Haitians are a people who are suffering from this earthquake, the worst misfortune in years and one that is on top of all the problems they already shoulder.  Yet despite this, within this people is a drive to move forward, to organize themselves to solve their own problems.

I was witness to victimized families whose neighbors were the ones who helped them in the most difficult moments, given the lack of governmental or official aid.

It was the people themselves who helped by digging through the rubble to pull out those still alive (though where they couldn’t lift the cement walls, there was nothing they could do).  These were families from several towns far from Port au Prince.  Other families offered their homes to people who found themselves without a roof.

In the Jacmel soccer field, where today 3,200 people left homeless are taking refuge, they have set up an entire system of collective kitchens.  Mothers and other women take turns cooking for that entire community, men chop firewood and load sacks of food, and children form organized lines to fill water jugs.  These kids, still playfully smiling, now carry these containers to their families that take refuge under nylon roofs.
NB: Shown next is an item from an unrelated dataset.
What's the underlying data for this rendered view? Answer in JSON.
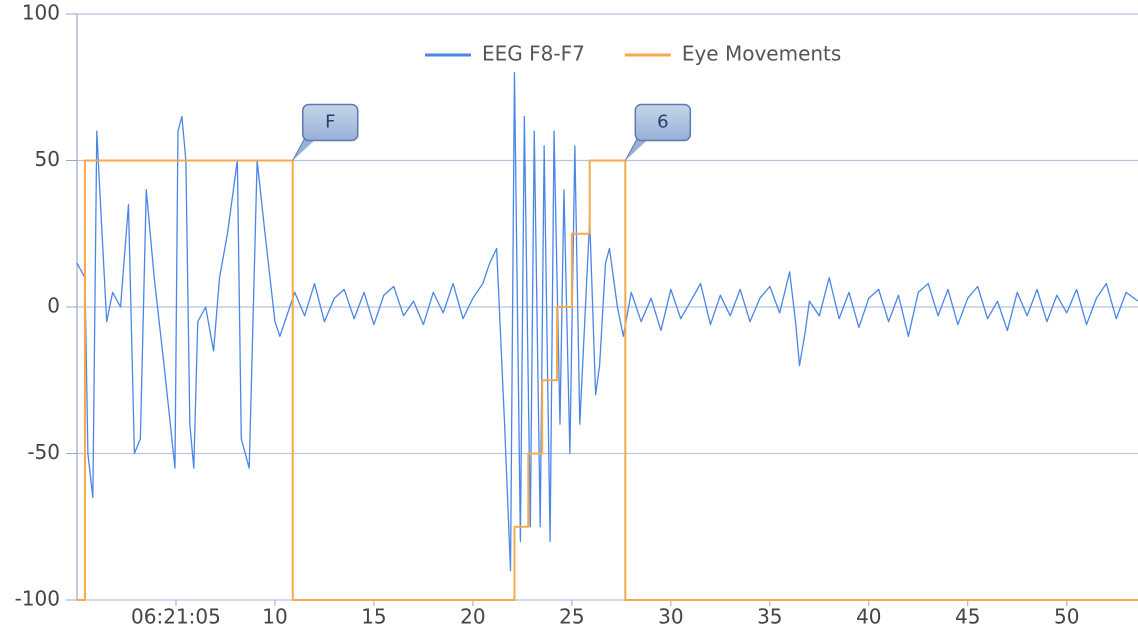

At the office of CROSE (the Regional Coordinator Southeastern Organizations), many people arrive daily to find out what volunteer help they can provide.  Some gather statistics on the number of houses affected and families with problems, combing all of the neighborhoods in Jacmel on foot, even in the mountains.

The press speaks of growing insecurity, that one cannot travel anywhere because of all the looting.  I don’t deny there could be criminal acts occurring, but it’s logical that people would take goods from stores that have collapsed.  They have been hungry for centuries, so it’s unreasonable that they would leave food buried in these moments.

Nonetheless, I’ve walked all of the streets of Jacmel —with my two cameras hanging from my neck— without feeling the slightest sense of aggressiveness or seeing any strange looks (something I can’t do in Guatemala City or Caracas).  The whole town received me with affection and even took me to the most severe problem areas.  I felt sorry for my complete lack of Creole or French, because residents recounted stories that I couldn’t understand.  However many Haitians speak Spanish and were able to convey their feelings to me, an unknown white guy who was invading their space.

We made the trip from Jacmel to Anse-à-Pitre in one of the CROSE jeeps, a Nissan 4×4 full of suitcases and bundles.  Over the 115 miles that separate these two communities, we didn’t run into a single problem with looting, which the media usually describes.  What I did see was many people on their donkeys going to the field to work, coal merchants attending to their ovens; women carrying water, as always; and people selling their products in community markets.

The prices were higher – sure; and the price of gasoline has shot up, which hikes the cost of everything else.  But people in the countryside are leading their normal lives.  They’re trying to make a living through their work, which often doesn’t bring in enough to eat.

So how can the media say that everything is a disaster if there is a mountain of hearts that still beat with the human feeling of solidarity, which is always noticed more among those who have less?  And in these moments, this town is possibly one with the least – and the most.